October, November, brought a whiff of foreboding. This was getting past a joke. He had money enough still, of course, but less and less to do with his time. Walking through the sea-deafening deserted streets, overcoat-collar round his ears, trying to crank up a poem, returning to hopelessness, stew, Mrs Bamber insisting on coming up to his attic, sitting there, talking about her own past redolent of oyster-bars and Yates's Wine Lodge.

If, he vowed at Christmas, if he were given some sort of token of assurance that he would be able to start writing again, then, when his money ran out, he would willingly take some futile occupation or other, becoming a part-time poet, keeping alive for his Muse.

Towards the end of January he awoke to a morning clamped in frost, a poem singing in his ears. Thank God, the relief. He wrote the gnomic telegraphic message down and spent the morning refining it to a final shape:

You being the gate

Where the army went through

Would you renew the triumph and have them decorate

The arch and stone again?

Surely those flowers are withered, the army

Now on a distant plain.

Reading it, he saw, his hair bristling, that it was a private message, a message from her to himself.

But some morning when you are washing up,

Or some afternoon, taking a cup

Of tea, possibly you will see

The heavens opening and a lot

Of saints singing, with bells swinging.

But: then again, possibly not.

He had felt a clammy glair of sweat settle on him, his diaphragm start to liquefy. A poem of farewell.

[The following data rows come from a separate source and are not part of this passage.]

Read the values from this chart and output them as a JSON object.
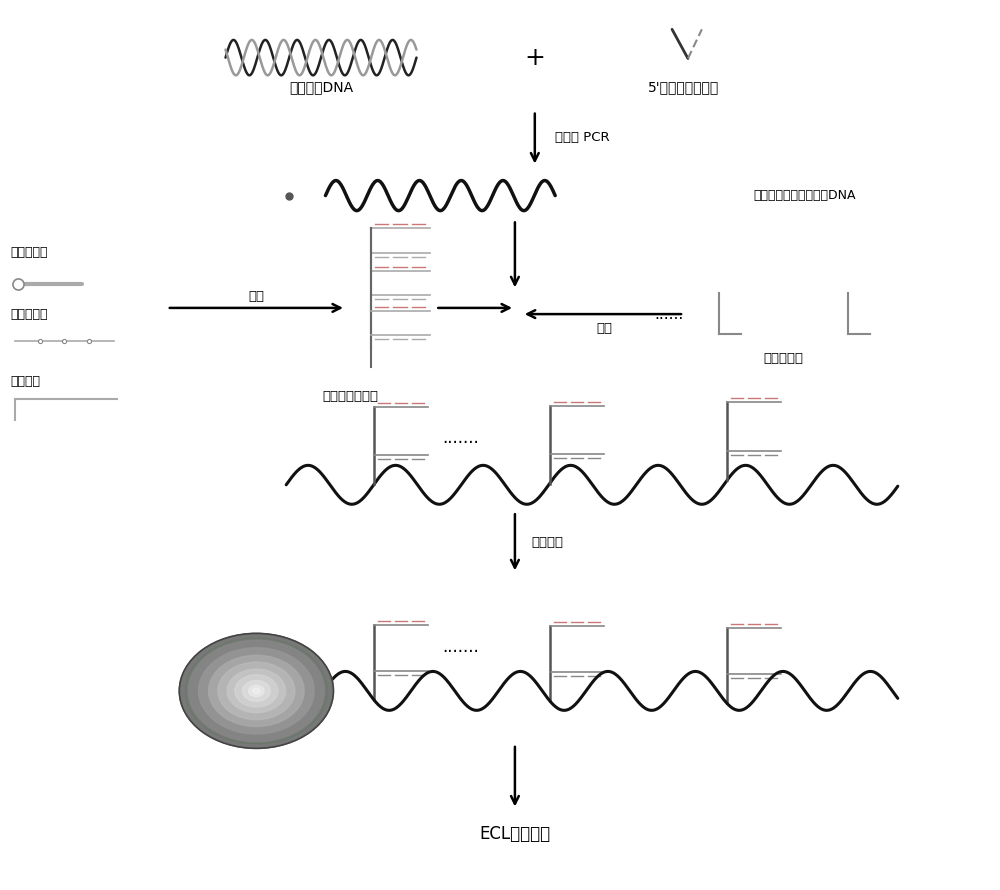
{
  "bg_color": "#ffffff",
  "label_dna_extract": "提取目标DNA",
  "label_biotin_primer": "5'修饰生物素引物",
  "label_pcr": "不对称 PCR",
  "label_ssDNA": "生物素标记的单链目标DNA",
  "label_nail_probe": "钉标记探针",
  "label_pre_amp": "前放大探针",
  "label_hybridize": "杂交",
  "label_amp_probe": "放大探针",
  "label_universal_probe": "通用放大探针组",
  "label_capture_probe": "捕获探针组",
  "label_hybridize2": "杂交",
  "label_magnetic": "磁珠孵育",
  "label_ecl": "ECL信号检测",
  "label_dots": ".......",
  "label_dots2": "......."
}
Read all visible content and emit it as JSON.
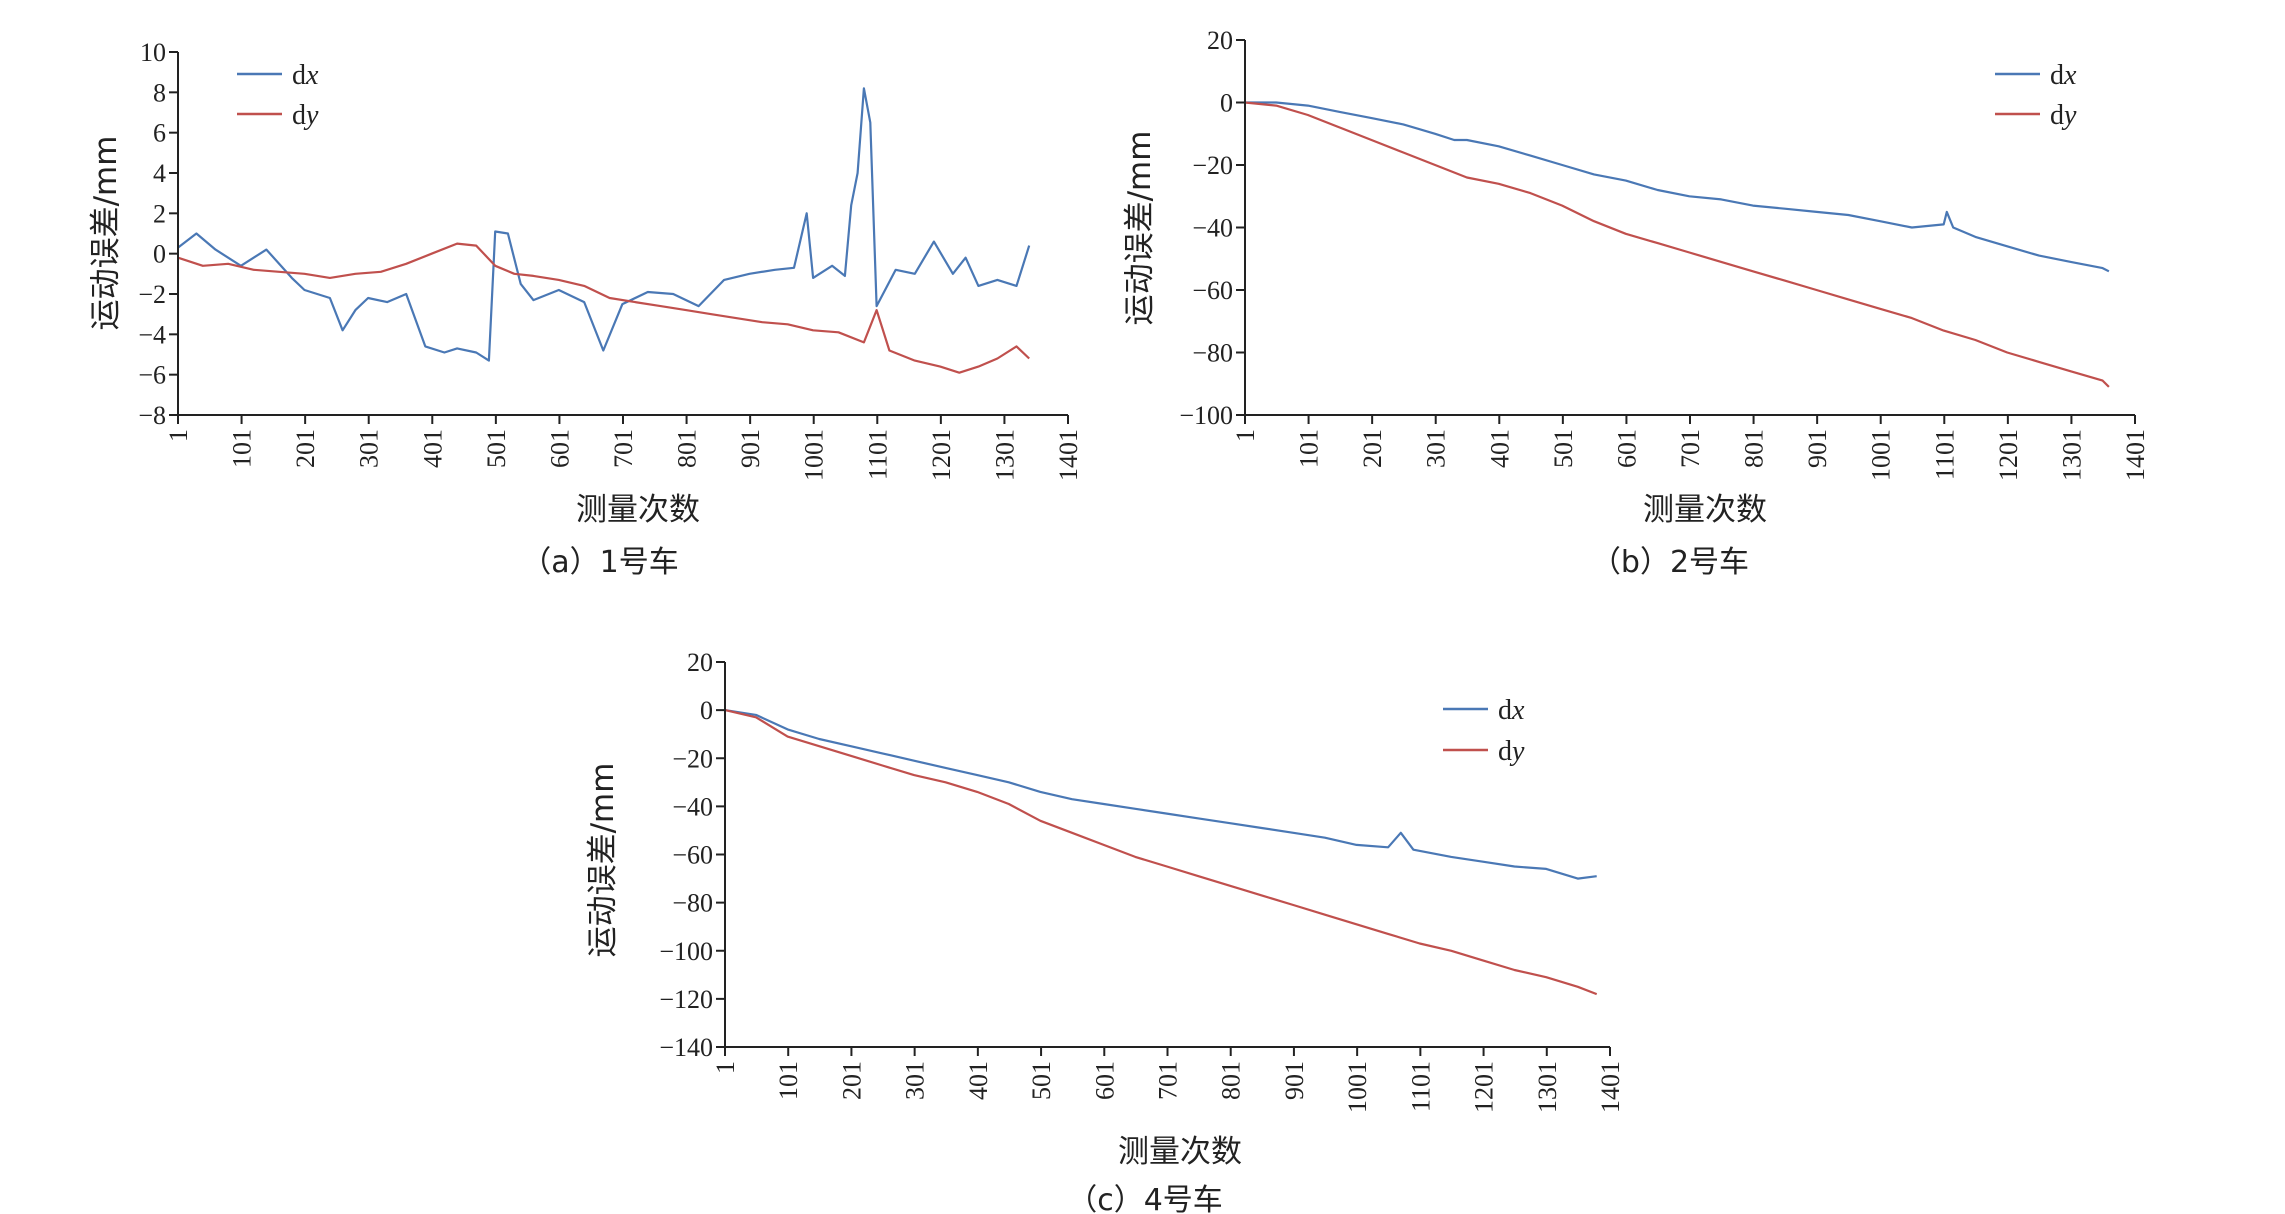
{
  "colors": {
    "dx": "#4a78b5",
    "dy": "#c0504d",
    "axis": "#222222"
  },
  "chart_data": [
    {
      "type": "line",
      "panel": "a",
      "caption": "（a）1号车",
      "xlabel": "测量次数",
      "ylabel": "运动误差/mm",
      "xlim": [
        1,
        1401
      ],
      "ylim": [
        -8,
        10
      ],
      "xticks": [
        "1",
        "101",
        "201",
        "301",
        "401",
        "501",
        "601",
        "701",
        "801",
        "901",
        "1001",
        "1101",
        "1201",
        "1301",
        "1401"
      ],
      "yticks": [
        "10",
        "8",
        "6",
        "4",
        "2",
        "0",
        "−2",
        "−4",
        "−6",
        "−8"
      ],
      "ytick_values": [
        10,
        8,
        6,
        4,
        2,
        0,
        -2,
        -4,
        -6,
        -8
      ],
      "legend": "top-left",
      "series": [
        {
          "name": "dx",
          "key": "dx",
          "x": [
            1,
            30,
            60,
            100,
            140,
            180,
            200,
            240,
            260,
            280,
            300,
            330,
            360,
            390,
            420,
            440,
            470,
            490,
            500,
            520,
            540,
            560,
            600,
            640,
            670,
            700,
            740,
            780,
            820,
            860,
            900,
            940,
            970,
            990,
            1000,
            1030,
            1050,
            1060,
            1070,
            1080,
            1090,
            1100,
            1130,
            1160,
            1190,
            1220,
            1240,
            1260,
            1290,
            1320,
            1340
          ],
          "y": [
            0.3,
            1.0,
            0.2,
            -0.6,
            0.2,
            -1.2,
            -1.8,
            -2.2,
            -3.8,
            -2.8,
            -2.2,
            -2.4,
            -2.0,
            -4.6,
            -4.9,
            -4.7,
            -4.9,
            -5.3,
            1.1,
            1.0,
            -1.5,
            -2.3,
            -1.8,
            -2.4,
            -4.8,
            -2.5,
            -1.9,
            -2.0,
            -2.6,
            -1.3,
            -1.0,
            -0.8,
            -0.7,
            2.0,
            -1.2,
            -0.6,
            -1.1,
            2.4,
            4.0,
            8.2,
            6.5,
            -2.6,
            -0.8,
            -1.0,
            0.6,
            -1.0,
            -0.2,
            -1.6,
            -1.3,
            -1.6,
            0.4
          ]
        },
        {
          "name": "dy",
          "key": "dy",
          "x": [
            1,
            40,
            80,
            120,
            160,
            200,
            240,
            280,
            320,
            360,
            400,
            440,
            470,
            500,
            530,
            560,
            600,
            640,
            680,
            720,
            760,
            800,
            840,
            880,
            920,
            960,
            1000,
            1040,
            1080,
            1100,
            1120,
            1160,
            1200,
            1230,
            1260,
            1290,
            1320,
            1340
          ],
          "y": [
            -0.2,
            -0.6,
            -0.5,
            -0.8,
            -0.9,
            -1.0,
            -1.2,
            -1.0,
            -0.9,
            -0.5,
            0.0,
            0.5,
            0.4,
            -0.6,
            -1.0,
            -1.1,
            -1.3,
            -1.6,
            -2.2,
            -2.4,
            -2.6,
            -2.8,
            -3.0,
            -3.2,
            -3.4,
            -3.5,
            -3.8,
            -3.9,
            -4.4,
            -2.8,
            -4.8,
            -5.3,
            -5.6,
            -5.9,
            -5.6,
            -5.2,
            -4.6,
            -5.2
          ]
        }
      ]
    },
    {
      "type": "line",
      "panel": "b",
      "caption": "（b）2号车",
      "xlabel": "测量次数",
      "ylabel": "运动误差/mm",
      "xlim": [
        1,
        1401
      ],
      "ylim": [
        -100,
        20
      ],
      "xticks": [
        "1",
        "101",
        "201",
        "301",
        "401",
        "501",
        "601",
        "701",
        "801",
        "901",
        "1001",
        "1101",
        "1201",
        "1301",
        "1401"
      ],
      "yticks": [
        "20",
        "0",
        "−20",
        "−40",
        "−60",
        "−80",
        "−100"
      ],
      "ytick_values": [
        20,
        0,
        -20,
        -40,
        -60,
        -80,
        -100
      ],
      "legend": "top-right",
      "series": [
        {
          "name": "dx",
          "key": "dx",
          "x": [
            1,
            50,
            100,
            150,
            200,
            250,
            300,
            330,
            350,
            400,
            450,
            500,
            550,
            600,
            650,
            700,
            750,
            800,
            850,
            900,
            950,
            1000,
            1050,
            1100,
            1105,
            1115,
            1150,
            1200,
            1250,
            1300,
            1350,
            1360
          ],
          "y": [
            0,
            0,
            -1,
            -3,
            -5,
            -7,
            -10,
            -12,
            -12,
            -14,
            -17,
            -20,
            -23,
            -25,
            -28,
            -30,
            -31,
            -33,
            -34,
            -35,
            -36,
            -38,
            -40,
            -39,
            -35,
            -40,
            -43,
            -46,
            -49,
            -51,
            -53,
            -54
          ]
        },
        {
          "name": "dy",
          "key": "dy",
          "x": [
            1,
            50,
            100,
            150,
            200,
            250,
            300,
            350,
            400,
            450,
            500,
            550,
            600,
            650,
            700,
            750,
            800,
            850,
            900,
            950,
            1000,
            1050,
            1100,
            1150,
            1200,
            1250,
            1300,
            1350,
            1360
          ],
          "y": [
            0,
            -1,
            -4,
            -8,
            -12,
            -16,
            -20,
            -24,
            -26,
            -29,
            -33,
            -38,
            -42,
            -45,
            -48,
            -51,
            -54,
            -57,
            -60,
            -63,
            -66,
            -69,
            -73,
            -76,
            -80,
            -83,
            -86,
            -89,
            -91
          ]
        }
      ]
    },
    {
      "type": "line",
      "panel": "c",
      "caption": "（c）4号车",
      "xlabel": "测量次数",
      "ylabel": "运动误差/mm",
      "xlim": [
        1,
        1401
      ],
      "ylim": [
        -140,
        20
      ],
      "xticks": [
        "1",
        "101",
        "201",
        "301",
        "401",
        "501",
        "601",
        "701",
        "801",
        "901",
        "1001",
        "1101",
        "1201",
        "1301",
        "1401"
      ],
      "yticks": [
        "20",
        "0",
        "−20",
        "−40",
        "−60",
        "−80",
        "−100",
        "−120",
        "−140"
      ],
      "ytick_values": [
        20,
        0,
        -20,
        -40,
        -60,
        -80,
        -100,
        -120,
        -140
      ],
      "legend": "top-right",
      "series": [
        {
          "name": "dx",
          "key": "dx",
          "x": [
            1,
            50,
            100,
            150,
            200,
            250,
            300,
            350,
            400,
            450,
            500,
            550,
            600,
            650,
            700,
            750,
            800,
            850,
            900,
            950,
            1000,
            1050,
            1070,
            1090,
            1150,
            1200,
            1250,
            1300,
            1350,
            1380
          ],
          "y": [
            0,
            -2,
            -8,
            -12,
            -15,
            -18,
            -21,
            -24,
            -27,
            -30,
            -34,
            -37,
            -39,
            -41,
            -43,
            -45,
            -47,
            -49,
            -51,
            -53,
            -56,
            -57,
            -51,
            -58,
            -61,
            -63,
            -65,
            -66,
            -70,
            -69
          ]
        },
        {
          "name": "dy",
          "key": "dy",
          "x": [
            1,
            50,
            100,
            150,
            200,
            250,
            300,
            350,
            400,
            450,
            500,
            550,
            600,
            650,
            700,
            750,
            800,
            850,
            900,
            950,
            1000,
            1050,
            1100,
            1150,
            1200,
            1250,
            1300,
            1350,
            1380
          ],
          "y": [
            0,
            -3,
            -11,
            -15,
            -19,
            -23,
            -27,
            -30,
            -34,
            -39,
            -46,
            -51,
            -56,
            -61,
            -65,
            -69,
            -73,
            -77,
            -81,
            -85,
            -89,
            -93,
            -97,
            -100,
            -104,
            -108,
            -111,
            -115,
            -118
          ]
        }
      ]
    }
  ]
}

In March came publication of The Circular Pavane. Reviews followed: "… Pleasant and lucid verse in the tradition…"; "Mr Enderby has lost none of his old cunning; it is a pity, however, that we see no signs of new cunning, new directions. It is a cunningly blended mixture, but it is very much the mixture as before…"; "… One remembers with a sigh the old lyrical perfection. It is a relief to turn to the work of two young Oxford poets…" And one that was surely by Rawcliffe: "Mr Enderby is undoubtedly enough of a realist not to regret the passing of the lyric gift. It cannot last for ever, and with Mr Enderby it has lasted longer than with most. Many of his contemporaries have already elected for the dignified silence of remembered achievement, and one may predict that Mr Enderby, after this not unexpectedly disappointing volume, will join their cloistral seclusion…" In Fem there was, of course, no review.